Ini adalah awal kerajaan industri mobil Detroit, yang juga
dicatat sebagai awal industri Amerika. Cara memproduksi dan
menjual Model T sendiri sering disebut sebagai contoh bagi
seluruh industri di AS.
Dalam waktu setengah abad, Detroit bangkit menjadi kerajaan
industri mobil yang berpengaruh. Sokogurunya bahkan bukan cuma
Ford. Juga General Motors (GM, yang terkenal itu), Chrysler,
American Motors dan beberapa lagi. Yang diproduksi pun tidak
lagi mobil murah yang sederhana, tapi mobil-mobil besar, mewah,
dan bersayap -- dikenal sebagai mobil "gaya Amerika". Dari
keuntungan lokal, industri mobil Detroit membangun kekuatan
ekspor. Dan dari keuntungan ekspor Detroit bangkit sebagai kota
raksasa.
Ia menjadi urat nadi industri Amerika hingga kini. Menelan 60%
produksi karet sintetik Amerika, 50% produksi besi campuran, 33%
produksi seng, 25% produksi baja dan 17% produksi aluminium. Di
samping itu ada 650.000 perusahaan di sana yang terkait langsung
dengan industri mobil ini sebagai pensuplai.
Masuk akal bila ada semacam ketakutan yang luar biasa, kalau
angka-angka di Detroit menunjukkan tanda-tanda menurun. Beban
yang digantungkan pada kota itu terlampau banyak. Runtuhnya
Detroit bisa berarti lampu merah bagi industri Amerika.
Dan ketakutan itu pun menjadi kenyataan. Sedikit melampaui
setengal abad, grafik perkembangan industri mobil Detroit
menunjuk ke bawah. Bahkan dalam dasawarsa terakhir keadaan itu
semakin parah. Tercatat beberapa pabrik mobil bangkrut. Tiga
besar yang diandalkan -- Ford, Chrysler, GM -- juga sudah
menunjukkan tanda-tanda melemah.
Selama 18 bulan terakhir -- terhitung sampai akhir tahun lalu --
Chrysler terpaksa melepaskan keuntungan sebesar US$2 milyar.

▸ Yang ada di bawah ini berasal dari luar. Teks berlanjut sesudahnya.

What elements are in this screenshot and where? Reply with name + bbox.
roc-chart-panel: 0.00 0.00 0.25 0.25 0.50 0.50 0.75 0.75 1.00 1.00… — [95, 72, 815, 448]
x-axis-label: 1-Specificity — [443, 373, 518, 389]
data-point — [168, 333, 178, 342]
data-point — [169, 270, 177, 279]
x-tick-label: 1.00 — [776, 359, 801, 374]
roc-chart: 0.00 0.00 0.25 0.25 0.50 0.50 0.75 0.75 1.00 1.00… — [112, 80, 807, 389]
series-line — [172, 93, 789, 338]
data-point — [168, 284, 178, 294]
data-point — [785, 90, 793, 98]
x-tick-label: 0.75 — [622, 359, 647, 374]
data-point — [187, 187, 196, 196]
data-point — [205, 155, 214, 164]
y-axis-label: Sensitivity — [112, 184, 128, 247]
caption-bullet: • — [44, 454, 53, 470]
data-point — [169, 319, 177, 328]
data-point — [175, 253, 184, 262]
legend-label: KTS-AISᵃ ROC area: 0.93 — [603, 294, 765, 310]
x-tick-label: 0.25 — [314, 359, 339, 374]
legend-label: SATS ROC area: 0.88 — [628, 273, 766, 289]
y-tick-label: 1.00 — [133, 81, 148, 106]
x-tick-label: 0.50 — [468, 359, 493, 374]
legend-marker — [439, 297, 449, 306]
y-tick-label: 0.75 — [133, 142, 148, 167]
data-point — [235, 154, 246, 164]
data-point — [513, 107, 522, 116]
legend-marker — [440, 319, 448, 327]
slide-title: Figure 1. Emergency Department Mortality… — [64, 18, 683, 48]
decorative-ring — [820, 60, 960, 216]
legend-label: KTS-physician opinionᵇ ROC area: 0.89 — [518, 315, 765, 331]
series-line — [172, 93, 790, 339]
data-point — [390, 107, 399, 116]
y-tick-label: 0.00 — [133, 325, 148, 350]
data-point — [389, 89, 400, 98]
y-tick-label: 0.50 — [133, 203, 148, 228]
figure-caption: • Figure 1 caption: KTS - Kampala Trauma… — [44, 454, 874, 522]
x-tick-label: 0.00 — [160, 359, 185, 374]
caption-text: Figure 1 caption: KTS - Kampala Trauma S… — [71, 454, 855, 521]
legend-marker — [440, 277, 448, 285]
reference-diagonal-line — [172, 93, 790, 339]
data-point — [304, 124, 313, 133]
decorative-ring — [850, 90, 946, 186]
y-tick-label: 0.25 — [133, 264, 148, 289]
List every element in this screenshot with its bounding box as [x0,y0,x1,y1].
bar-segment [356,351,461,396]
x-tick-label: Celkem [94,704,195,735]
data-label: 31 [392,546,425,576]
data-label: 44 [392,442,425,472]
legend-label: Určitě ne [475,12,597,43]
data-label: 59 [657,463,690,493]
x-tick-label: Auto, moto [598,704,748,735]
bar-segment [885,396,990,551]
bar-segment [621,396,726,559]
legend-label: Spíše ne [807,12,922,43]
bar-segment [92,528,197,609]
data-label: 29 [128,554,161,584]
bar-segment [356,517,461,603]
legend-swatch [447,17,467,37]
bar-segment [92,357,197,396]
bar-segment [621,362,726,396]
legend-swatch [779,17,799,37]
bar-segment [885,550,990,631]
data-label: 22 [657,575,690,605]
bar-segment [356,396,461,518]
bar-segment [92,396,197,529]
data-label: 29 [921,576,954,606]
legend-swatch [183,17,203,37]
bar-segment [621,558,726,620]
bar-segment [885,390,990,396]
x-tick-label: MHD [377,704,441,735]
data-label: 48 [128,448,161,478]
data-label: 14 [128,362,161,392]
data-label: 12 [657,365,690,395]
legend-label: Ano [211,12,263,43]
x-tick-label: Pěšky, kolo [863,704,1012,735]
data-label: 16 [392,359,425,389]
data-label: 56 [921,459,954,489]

Untung perusahaan ini bisa berjalan kembali milyar dari
Pemerintah Federal. Ford diperkirakan kehilangan keuntungan
juga, sebesar US$ 2 milyar. Sedang keuntungan GM tercatat
merosot US$ 412 juta. Ini catatan terburuk sejak 1921 300.000
pekerja -- eksekutif maupun buruh -- kehilangan jabatan. Dan
1469 dealer pindah usaha. Puluhan rencana dan proyek percobaan
baru dinyatakan ditutup. Tak ada biaya.
Tanda yang pasti, yang dapat menunjukkan merosotnya industri
mobil Amerika, adalah jumlah produksinya. Sejak 1978 turunnya
produksi tak dapat ditahan. Di tahun 1978 angka yang
ditunjukkannya adalah 9,3 juta, dan tahun lalu sudah menjadi 7
juta.
Barangkali cukup kompleks sebab-sebabnya. Tapi banyak pengamat,
seperti juga mungkin anda sendiri, sepakat menunjuk munculnya
industri mobil di Jepang sebagai salah satu sebab utama.
Pendekar timur dari negara matahari terbit ini memang patut
mengkhawatirkan Detroit.
Di tahun 1979 Jepang merebut supremasi industri mobil, setelah
di tahun 1978 menunjukkan angka sama dengan Amerika. Di tahun
1978 itu Jepang mencatat angka produksi hampir 9,3 juta. Lalu di
tahun 1979 meningkat menjadi 10 juta, dan di tahun 1980 naik
lagi menjadi 11 juta.
Dan separuh dari jumlah produksi itu diekspor. Dan hampir
seperempatnya, diekspor ke Amerika. Jumlah ini merebut hampir
30% pasaran mobil di negeri terakhir itu.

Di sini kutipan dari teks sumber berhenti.